Coding Data Parallelism - 2021.2 English

Vitis Unified Software Platform Documentation: Application Acceleration Development (UG1393)

Document ID
UG1393
Release Date
2022-03-29
Version
2021.2 English

To leverage computational parallelism during the implementation of an algorithm on the FPGA, it should be mentioned that the synthesis tool will need to be able to recognize computational parallelism from the source code first. Loops and functions are prime candidates for reflecting computational parallelism and compute units in the source description. However, even in this case, it is key to verify that the implementation takes advantage of the computational parallelism as in some cases the Vitis technology might not be able to apply the desired transformation due to the structure of the source code.

It is quite common, that some computational parallelism might not be reflected in the source code to begin with. In this case, it will need to be added. A typical example is a kernel that might be described to operate on a single input value, while the FPGA implementation might execute computations more efficiently in parallel on multiple values.

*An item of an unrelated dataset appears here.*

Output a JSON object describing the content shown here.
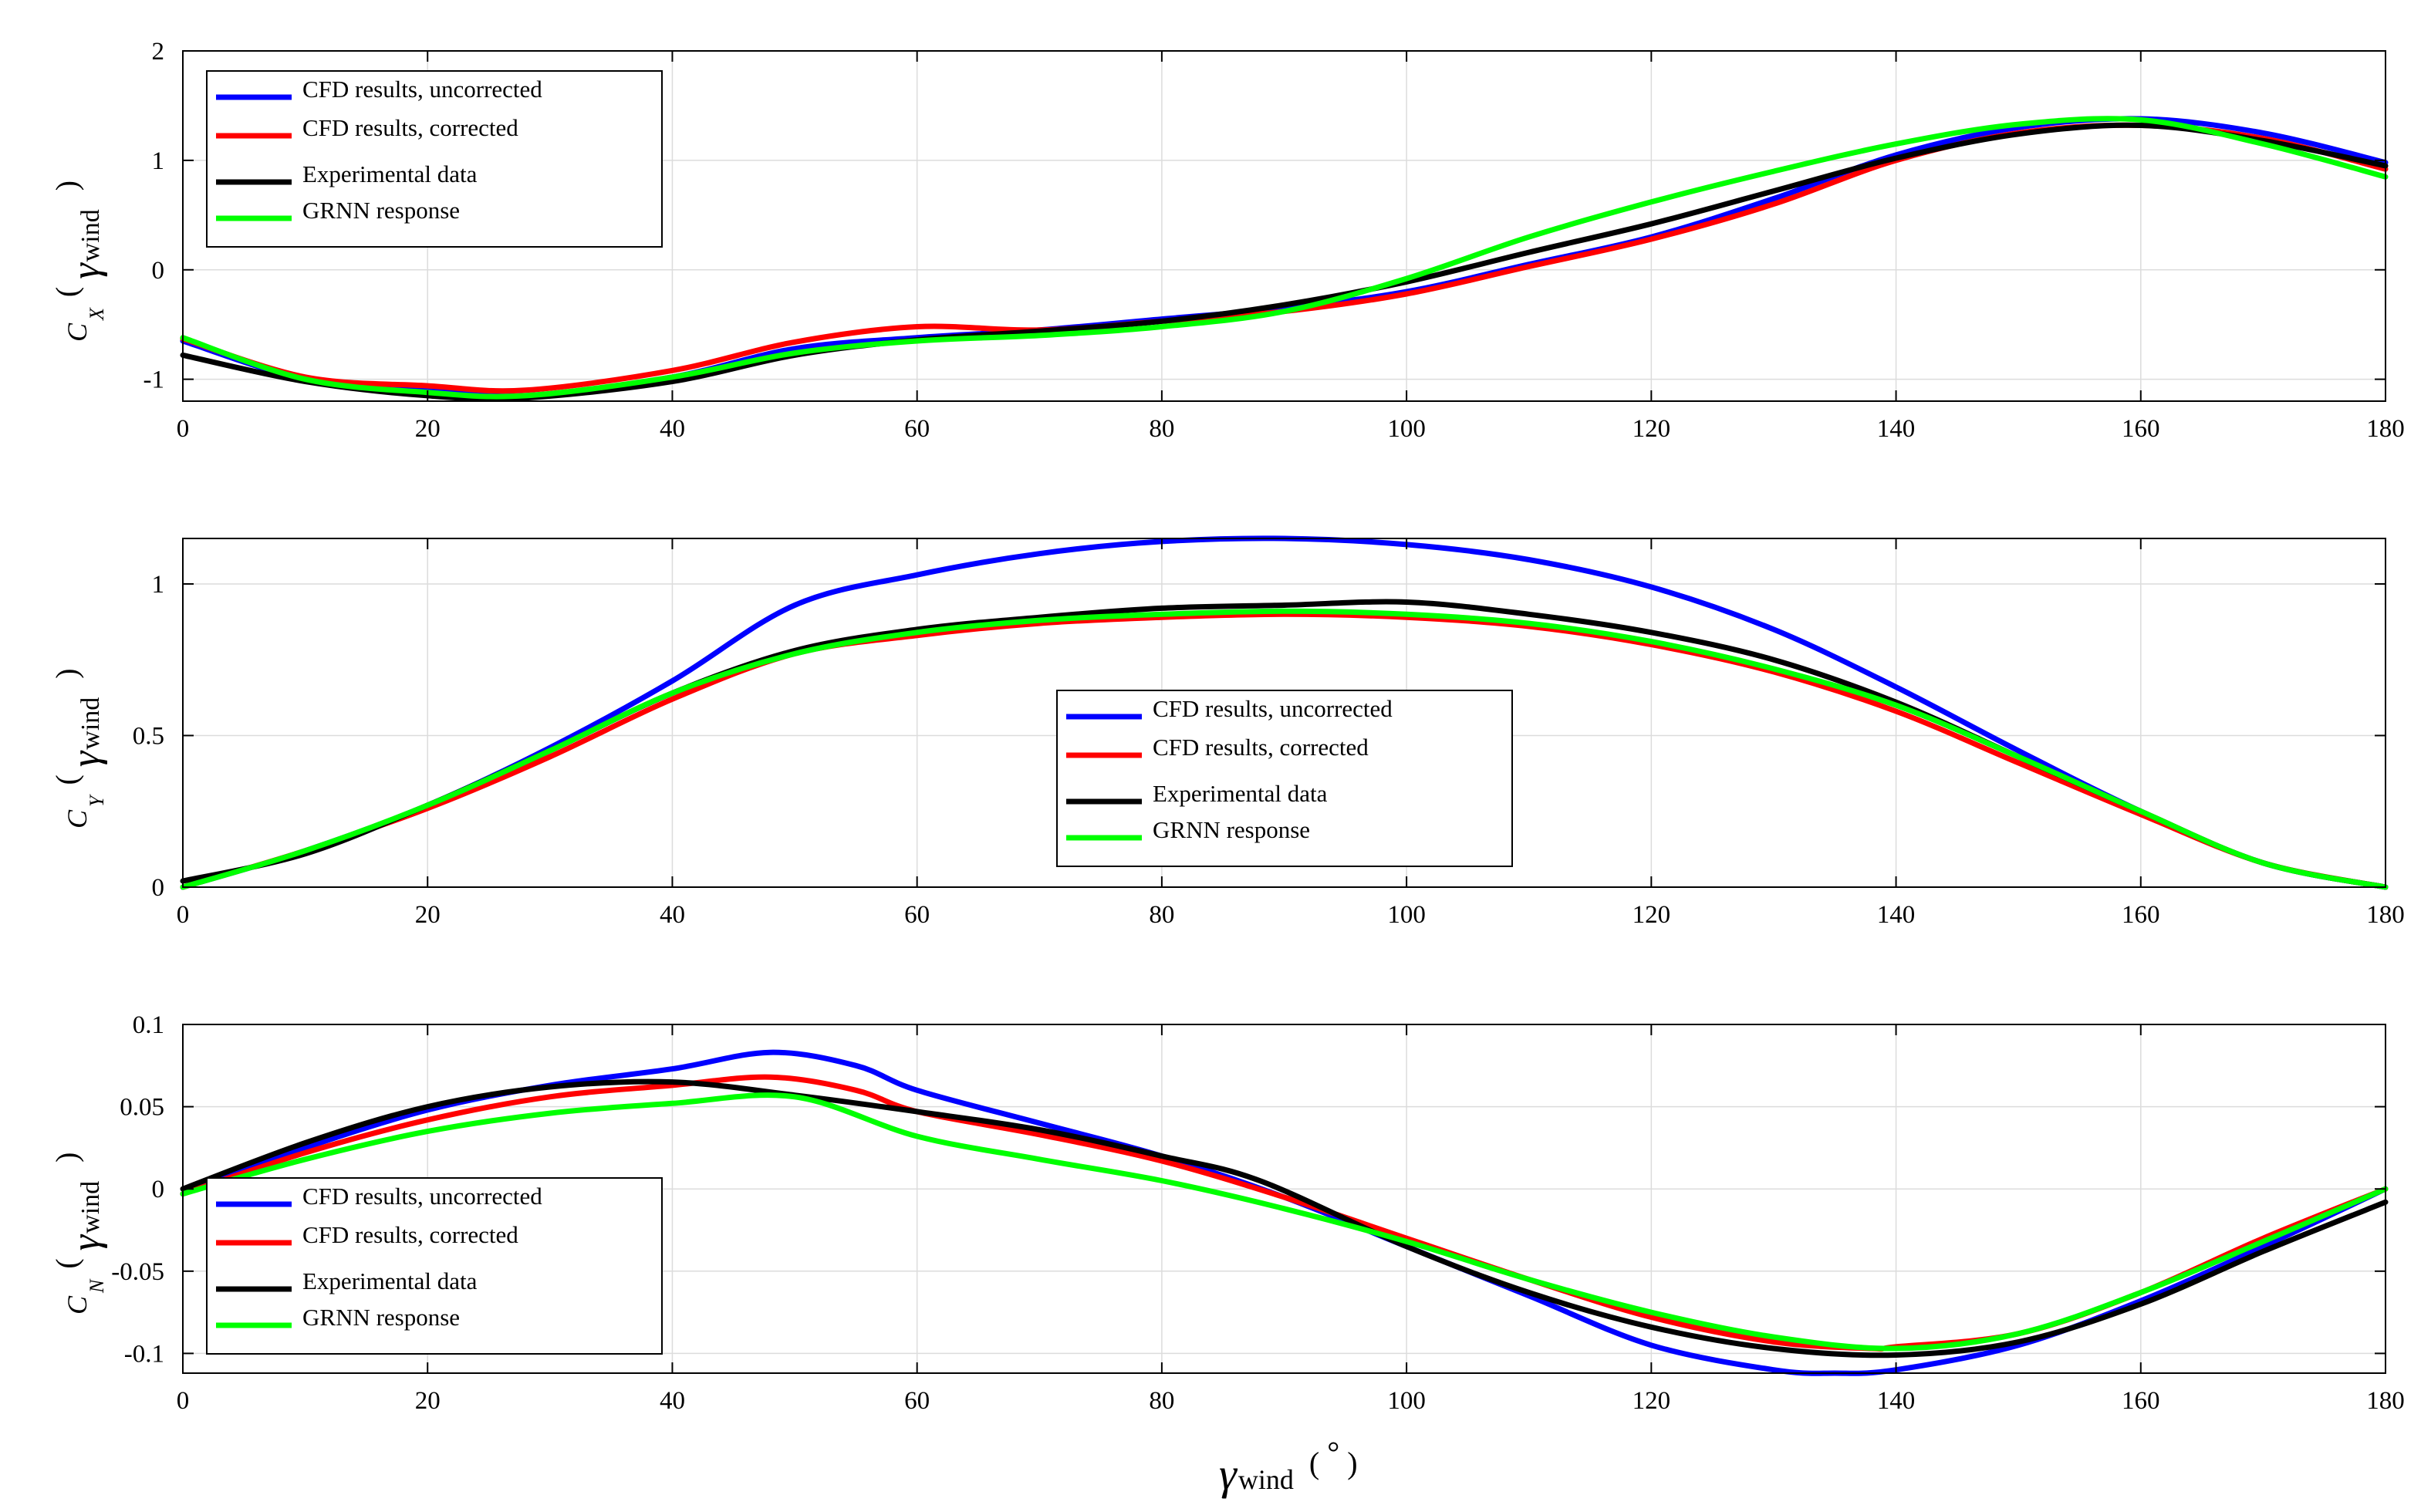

This kind of parallel modeling is described in Task Parallelism.

A 512-bit interface can be created using OpenCL vector data types such as int16 or C/C++ arbitrary precision data type ap_int<512>. These vector types can also be used as a powerful way to model data parallelism within a kernel, with up to 16 data paths operating in parallel in case of int16. Refer to the Median Filter Example in the vision category at Xilinx Getting Started Example on GitHub for the recommended method to use vectors.